In order for the app to find your model, if you did not directly add it to the models/models.py-file, add a wrapper class there, which has the same name, as the name you registered in backbone_options.
Like in any other language that supports inheritance, you are of course more than welcome to inherit from other models
The hardest part about adding a new algorithm is probably coming up with one 😉
Similar to adding a new model, you can add the implementation of your algorithm into ./algorithms/algorithms.py
Your algorithm is a class and inherits from the superclass Algorithm. As such you need to implement the two (abstract) functions __init__(self, backbone, configs, hparams, device) and training_epoch(self, src_loader, trg_loader, avg_meter, epoch).
__init__( self, backbone, configs, hparams, device), is the init function of your algorithm. Like any other __init__()-function it is called when your algorithm-class is constructed. You need to set the following attributes:
- optimizer – select your preferred optimizer from the PyTorch environment
- lr_scheduler – select your preferred learning rate scheluder from the PyTorch environment
- hparams – you should set this to the hparams-parameter - hparams is a class that contains configurations for your algorithm. When running ADATime, the hparams parameter is set in ./configs/hparams.py In the config-file the hparams specific to your algorithm should be added to each dataset specific class, as a dictionary entry named after your algorithm in the self.alg_params attribute. Add this entry to each dataset, so your algorithm is compatible with all supported datasets. Similarly you may add an entry to the sweep_alg_hparams of ./config/sweep_params.py to support wandb-sweeps.
- device – you should set this to the device-parameter, this is the device the algorithm will be performed on, e.g. on your cpu, or a cuda-device If your algorithm needs additional attributes, please add them here.

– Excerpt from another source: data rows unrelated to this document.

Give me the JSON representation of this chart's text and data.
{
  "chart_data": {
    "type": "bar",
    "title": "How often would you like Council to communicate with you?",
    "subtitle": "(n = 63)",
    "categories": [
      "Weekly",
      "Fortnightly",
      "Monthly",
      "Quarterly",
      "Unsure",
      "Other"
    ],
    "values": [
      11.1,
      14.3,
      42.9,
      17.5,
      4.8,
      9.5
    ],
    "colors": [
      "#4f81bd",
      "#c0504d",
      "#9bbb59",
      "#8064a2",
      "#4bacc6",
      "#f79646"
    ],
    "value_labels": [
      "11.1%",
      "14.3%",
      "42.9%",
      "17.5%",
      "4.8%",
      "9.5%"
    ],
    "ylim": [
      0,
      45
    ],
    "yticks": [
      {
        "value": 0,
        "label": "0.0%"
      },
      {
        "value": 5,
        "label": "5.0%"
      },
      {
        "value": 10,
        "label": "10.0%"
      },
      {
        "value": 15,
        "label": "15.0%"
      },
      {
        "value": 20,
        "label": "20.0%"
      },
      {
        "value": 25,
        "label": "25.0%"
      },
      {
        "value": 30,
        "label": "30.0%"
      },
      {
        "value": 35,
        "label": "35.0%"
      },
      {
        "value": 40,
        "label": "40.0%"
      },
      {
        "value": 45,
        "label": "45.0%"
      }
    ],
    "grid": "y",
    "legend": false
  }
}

training_epoch(self, src_loader, trg_loader, avg_meter, epoch) is the function in which your domain adaptation algorithm is performed. So, implementing this is on you 😊
Many Domain Adaptation algorithms, like DANN or CORAL rely on special loss-functions that combine loss from the source and target domain. Please add any special loss-functions you require. However, please add them under ./models/loss.py. Like in any other language that supports inheritance, you are of course more than welcome to inherit from other domains.